Aslında kalenin adının ilginç bir çağrışımı var: Ecdad kalesi gibi geliyor kulağa. Suudiler'in bu kaleyi yıkmasından sonra UNESCO nezdinde yapılan çeşitli resmi ve gayri resmi girişimlerden birisi de bu kurumun önde gelen kişilerine mesajlar göndermekti.
Bildiğiniz gibi bu isimleri ve adresleri yayınlamıştık.
Sağ olsunlar; birçok kişi hem genel direktöre hem de ilgili birimlerin başkanlarına çok güzel mesajlar yollamışlar; birer kopyalarını da bana gönderdiler.

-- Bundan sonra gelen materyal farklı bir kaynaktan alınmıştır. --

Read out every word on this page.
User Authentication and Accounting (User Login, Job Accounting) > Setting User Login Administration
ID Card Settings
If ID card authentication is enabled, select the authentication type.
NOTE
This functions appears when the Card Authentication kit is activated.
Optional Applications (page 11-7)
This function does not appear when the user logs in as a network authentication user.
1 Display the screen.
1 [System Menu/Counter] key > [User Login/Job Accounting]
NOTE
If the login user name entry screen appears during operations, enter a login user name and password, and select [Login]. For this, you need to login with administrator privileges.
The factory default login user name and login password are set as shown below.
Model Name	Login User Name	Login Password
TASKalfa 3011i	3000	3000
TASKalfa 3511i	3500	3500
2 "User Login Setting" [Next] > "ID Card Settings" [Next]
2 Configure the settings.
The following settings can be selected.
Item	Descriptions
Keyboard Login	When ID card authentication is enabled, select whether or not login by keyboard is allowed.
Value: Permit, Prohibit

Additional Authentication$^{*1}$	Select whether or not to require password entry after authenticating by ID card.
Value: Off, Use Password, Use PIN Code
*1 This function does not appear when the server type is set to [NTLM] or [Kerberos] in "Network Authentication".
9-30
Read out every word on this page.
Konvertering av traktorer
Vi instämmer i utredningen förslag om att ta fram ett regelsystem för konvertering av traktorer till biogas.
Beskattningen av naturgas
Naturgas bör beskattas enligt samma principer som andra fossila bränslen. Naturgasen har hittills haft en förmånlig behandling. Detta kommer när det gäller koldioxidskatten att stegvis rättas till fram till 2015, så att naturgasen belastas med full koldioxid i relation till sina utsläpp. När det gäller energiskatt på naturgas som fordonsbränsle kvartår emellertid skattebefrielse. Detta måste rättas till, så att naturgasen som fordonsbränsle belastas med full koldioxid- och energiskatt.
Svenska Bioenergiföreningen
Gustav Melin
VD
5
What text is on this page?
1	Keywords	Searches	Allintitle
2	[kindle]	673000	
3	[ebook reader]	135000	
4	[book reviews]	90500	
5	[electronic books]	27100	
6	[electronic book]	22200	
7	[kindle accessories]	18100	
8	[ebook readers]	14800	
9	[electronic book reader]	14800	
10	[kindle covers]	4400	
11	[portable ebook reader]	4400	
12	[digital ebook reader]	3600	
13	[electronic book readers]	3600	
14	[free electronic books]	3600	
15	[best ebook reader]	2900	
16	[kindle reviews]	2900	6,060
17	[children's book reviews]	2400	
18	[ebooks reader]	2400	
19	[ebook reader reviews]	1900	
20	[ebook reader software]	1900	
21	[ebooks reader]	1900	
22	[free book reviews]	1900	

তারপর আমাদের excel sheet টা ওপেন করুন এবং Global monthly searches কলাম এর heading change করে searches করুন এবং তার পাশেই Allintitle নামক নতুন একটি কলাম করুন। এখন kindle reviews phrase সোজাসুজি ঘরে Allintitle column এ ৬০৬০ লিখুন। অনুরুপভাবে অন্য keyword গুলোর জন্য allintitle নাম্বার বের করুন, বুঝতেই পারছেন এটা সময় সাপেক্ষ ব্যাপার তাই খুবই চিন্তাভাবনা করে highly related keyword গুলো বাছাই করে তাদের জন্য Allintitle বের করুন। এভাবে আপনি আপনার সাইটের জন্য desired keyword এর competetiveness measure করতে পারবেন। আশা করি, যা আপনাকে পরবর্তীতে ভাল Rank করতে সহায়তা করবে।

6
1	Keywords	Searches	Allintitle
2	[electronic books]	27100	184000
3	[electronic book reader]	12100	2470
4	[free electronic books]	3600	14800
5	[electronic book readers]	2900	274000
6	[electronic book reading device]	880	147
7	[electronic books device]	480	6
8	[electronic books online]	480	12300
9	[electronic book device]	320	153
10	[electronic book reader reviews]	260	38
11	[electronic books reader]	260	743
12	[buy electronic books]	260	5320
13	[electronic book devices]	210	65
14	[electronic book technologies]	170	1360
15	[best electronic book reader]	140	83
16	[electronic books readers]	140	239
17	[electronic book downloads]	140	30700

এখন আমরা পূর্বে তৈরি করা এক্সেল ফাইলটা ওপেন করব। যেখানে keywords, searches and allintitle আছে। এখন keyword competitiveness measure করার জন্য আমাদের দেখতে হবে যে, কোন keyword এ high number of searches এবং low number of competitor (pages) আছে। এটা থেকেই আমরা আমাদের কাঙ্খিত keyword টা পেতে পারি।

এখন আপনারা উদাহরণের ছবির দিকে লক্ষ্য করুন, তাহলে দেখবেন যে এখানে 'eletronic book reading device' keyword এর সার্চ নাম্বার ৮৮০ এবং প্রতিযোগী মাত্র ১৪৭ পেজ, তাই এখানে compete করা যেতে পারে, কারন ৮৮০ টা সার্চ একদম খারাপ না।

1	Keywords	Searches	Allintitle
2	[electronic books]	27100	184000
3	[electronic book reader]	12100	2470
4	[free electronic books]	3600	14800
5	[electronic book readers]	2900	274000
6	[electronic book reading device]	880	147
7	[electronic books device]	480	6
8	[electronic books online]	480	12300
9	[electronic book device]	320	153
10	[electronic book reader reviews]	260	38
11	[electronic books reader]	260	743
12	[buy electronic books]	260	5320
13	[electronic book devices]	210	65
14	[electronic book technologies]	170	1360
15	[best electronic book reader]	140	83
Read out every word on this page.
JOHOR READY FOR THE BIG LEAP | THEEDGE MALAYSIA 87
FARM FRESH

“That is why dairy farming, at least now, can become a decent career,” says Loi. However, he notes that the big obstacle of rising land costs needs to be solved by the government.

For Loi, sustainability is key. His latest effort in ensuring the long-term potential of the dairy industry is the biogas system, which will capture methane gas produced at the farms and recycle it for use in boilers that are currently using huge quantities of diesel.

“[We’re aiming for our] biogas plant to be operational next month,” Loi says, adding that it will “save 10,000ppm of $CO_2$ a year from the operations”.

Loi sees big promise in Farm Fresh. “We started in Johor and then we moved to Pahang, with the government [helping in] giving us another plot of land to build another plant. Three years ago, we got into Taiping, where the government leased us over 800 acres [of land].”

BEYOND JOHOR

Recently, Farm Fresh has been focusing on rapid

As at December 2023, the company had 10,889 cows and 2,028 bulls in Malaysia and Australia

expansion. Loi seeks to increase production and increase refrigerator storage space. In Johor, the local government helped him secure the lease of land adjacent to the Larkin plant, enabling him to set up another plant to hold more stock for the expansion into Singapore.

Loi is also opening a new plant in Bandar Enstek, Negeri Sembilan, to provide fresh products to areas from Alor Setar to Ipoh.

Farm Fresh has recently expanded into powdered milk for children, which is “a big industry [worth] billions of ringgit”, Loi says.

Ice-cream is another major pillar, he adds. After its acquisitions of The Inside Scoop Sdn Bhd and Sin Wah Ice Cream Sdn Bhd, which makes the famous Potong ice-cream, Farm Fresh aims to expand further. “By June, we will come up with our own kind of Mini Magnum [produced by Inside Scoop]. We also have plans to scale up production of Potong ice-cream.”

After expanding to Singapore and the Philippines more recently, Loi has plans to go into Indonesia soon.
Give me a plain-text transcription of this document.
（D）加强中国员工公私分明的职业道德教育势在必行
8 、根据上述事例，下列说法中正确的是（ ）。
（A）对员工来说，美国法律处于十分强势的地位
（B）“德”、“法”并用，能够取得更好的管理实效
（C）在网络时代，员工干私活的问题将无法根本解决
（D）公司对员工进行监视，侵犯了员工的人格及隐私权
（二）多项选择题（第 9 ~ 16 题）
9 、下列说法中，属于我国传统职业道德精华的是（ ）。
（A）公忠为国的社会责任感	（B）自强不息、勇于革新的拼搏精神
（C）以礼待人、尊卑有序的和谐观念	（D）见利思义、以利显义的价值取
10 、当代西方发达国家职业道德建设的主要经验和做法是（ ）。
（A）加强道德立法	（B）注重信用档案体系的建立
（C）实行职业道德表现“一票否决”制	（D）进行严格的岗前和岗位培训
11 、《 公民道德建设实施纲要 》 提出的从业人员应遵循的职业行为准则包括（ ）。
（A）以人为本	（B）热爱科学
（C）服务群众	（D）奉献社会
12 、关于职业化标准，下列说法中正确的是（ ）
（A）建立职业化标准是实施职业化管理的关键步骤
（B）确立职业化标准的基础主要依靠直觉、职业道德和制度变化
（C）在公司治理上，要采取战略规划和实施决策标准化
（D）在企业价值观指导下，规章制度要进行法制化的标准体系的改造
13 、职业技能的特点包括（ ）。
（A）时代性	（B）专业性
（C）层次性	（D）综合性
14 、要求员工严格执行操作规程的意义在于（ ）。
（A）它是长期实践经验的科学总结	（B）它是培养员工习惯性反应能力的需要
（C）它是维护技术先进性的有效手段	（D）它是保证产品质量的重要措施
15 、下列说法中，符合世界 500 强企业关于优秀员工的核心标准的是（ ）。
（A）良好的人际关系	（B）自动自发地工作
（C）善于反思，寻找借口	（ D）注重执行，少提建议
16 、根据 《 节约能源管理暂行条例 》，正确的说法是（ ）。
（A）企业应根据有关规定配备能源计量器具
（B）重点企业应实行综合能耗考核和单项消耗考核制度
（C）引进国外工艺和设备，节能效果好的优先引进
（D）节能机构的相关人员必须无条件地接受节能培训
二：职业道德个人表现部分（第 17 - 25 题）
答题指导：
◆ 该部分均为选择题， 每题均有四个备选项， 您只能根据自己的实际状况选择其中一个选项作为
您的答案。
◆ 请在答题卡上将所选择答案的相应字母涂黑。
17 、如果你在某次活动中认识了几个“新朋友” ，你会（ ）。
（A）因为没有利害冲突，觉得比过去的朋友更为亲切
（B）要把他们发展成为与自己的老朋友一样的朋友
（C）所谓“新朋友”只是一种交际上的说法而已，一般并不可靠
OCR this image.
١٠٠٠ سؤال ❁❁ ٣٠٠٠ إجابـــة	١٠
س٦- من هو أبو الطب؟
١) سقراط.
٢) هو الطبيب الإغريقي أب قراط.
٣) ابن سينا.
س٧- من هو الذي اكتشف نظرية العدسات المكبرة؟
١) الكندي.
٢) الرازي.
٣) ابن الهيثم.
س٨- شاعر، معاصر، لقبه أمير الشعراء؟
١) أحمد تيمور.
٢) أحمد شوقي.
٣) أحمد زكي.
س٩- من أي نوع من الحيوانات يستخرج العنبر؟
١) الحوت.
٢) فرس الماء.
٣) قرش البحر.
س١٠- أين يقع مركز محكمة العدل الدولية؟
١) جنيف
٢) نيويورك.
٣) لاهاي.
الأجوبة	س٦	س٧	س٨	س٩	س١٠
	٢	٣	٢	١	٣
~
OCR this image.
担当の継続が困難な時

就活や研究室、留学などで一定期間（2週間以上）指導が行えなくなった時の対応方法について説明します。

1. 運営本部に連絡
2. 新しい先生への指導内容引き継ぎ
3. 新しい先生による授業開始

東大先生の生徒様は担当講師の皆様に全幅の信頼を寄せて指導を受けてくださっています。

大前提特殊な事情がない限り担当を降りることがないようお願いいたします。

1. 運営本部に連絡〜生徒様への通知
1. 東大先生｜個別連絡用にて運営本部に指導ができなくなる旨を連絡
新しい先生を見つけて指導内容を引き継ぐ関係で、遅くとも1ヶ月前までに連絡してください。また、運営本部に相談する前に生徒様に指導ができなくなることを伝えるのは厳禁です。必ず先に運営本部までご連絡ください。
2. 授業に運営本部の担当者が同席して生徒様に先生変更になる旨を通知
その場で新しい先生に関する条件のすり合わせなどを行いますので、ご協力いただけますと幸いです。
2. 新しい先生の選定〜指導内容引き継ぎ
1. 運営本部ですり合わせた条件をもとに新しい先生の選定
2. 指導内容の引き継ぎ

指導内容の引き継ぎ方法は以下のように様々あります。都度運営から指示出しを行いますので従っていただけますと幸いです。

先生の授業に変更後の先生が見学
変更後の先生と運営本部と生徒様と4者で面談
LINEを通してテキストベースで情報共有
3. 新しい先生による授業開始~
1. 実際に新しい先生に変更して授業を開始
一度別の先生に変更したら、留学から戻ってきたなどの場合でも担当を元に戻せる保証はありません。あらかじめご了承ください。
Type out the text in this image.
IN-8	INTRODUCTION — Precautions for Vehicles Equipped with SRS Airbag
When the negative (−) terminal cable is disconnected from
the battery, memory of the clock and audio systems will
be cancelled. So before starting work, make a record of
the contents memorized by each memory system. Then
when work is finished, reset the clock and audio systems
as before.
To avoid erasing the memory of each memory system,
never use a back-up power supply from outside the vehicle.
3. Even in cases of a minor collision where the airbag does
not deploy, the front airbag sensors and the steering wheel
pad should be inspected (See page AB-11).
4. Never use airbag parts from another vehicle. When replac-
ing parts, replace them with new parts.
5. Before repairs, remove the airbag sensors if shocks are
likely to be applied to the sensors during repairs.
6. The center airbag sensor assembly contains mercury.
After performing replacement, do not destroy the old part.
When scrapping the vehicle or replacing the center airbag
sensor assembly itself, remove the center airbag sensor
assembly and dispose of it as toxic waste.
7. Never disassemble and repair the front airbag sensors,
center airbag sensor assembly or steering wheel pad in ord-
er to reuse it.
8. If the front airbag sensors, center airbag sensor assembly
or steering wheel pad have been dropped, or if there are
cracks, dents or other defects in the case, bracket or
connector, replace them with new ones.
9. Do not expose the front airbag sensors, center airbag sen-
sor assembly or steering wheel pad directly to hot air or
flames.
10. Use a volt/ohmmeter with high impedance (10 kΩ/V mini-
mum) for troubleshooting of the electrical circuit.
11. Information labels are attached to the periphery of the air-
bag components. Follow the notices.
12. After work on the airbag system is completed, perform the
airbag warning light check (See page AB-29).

Bu yoğun kampanya UNESCO'da etkili olmuş.
Suud yetkilileriyle görüşmüşler ve yoğun protestolar üzerine kalenin tekrar yapılacağı sözünü almışlar.
Ama benim edindiğim izlenim, böyle bir şeyin pek mümkün olmadığı ve sadece durumu kurtarmak için sarf edilmiş bir söz olduğu yönünde.
Konuyu yakından bilenler Suudiler'in bu eyleminin ardında, Türk izlerini silmek gibi bir kasıt olduğunu düşünmüyorlar.
Onlara göre sebep daha basit: Para!
Çünkü Mekke, her yıl milyonlarca insanı kendisine çeken ve bir anlamda dünyanın en büyük gelir kaynaklarından birine sahip olan bir bölge.
Mekke'deki değerli araziler, Suud ileri gelenleri tarafından paylaşıldığı için, payına Ecyad Kalesi düşen hazret orayı yıkıp, yerine beş yıldızlı ve sürekli para basan bir otel yapmak istiyor.
Demek ki küreselleşen dünyanın yeni değerleri ne din dinliyor, ne iman!
Her şey hızla paraya dönüştürülüyor.
Ecyad Kalesi de bunun en çarpıcı örneklerinden birisi.
Ama kampanyanın, bundan sonra yıkılması düşünülen eserleri kurtarması bakımından bir etkisi olduğu muhakkak.
Çünkü yoğun protestolar, bundan sonra bu işe niyetlenenlerin cesaretini kıracak ölçüye ulaştı.
Paris'te bazı çevreler, Ecyad kalesi yıkımını, Taliban'ın Bamyan'daki Buda heykellerini yıkmasına benzetiyorlar.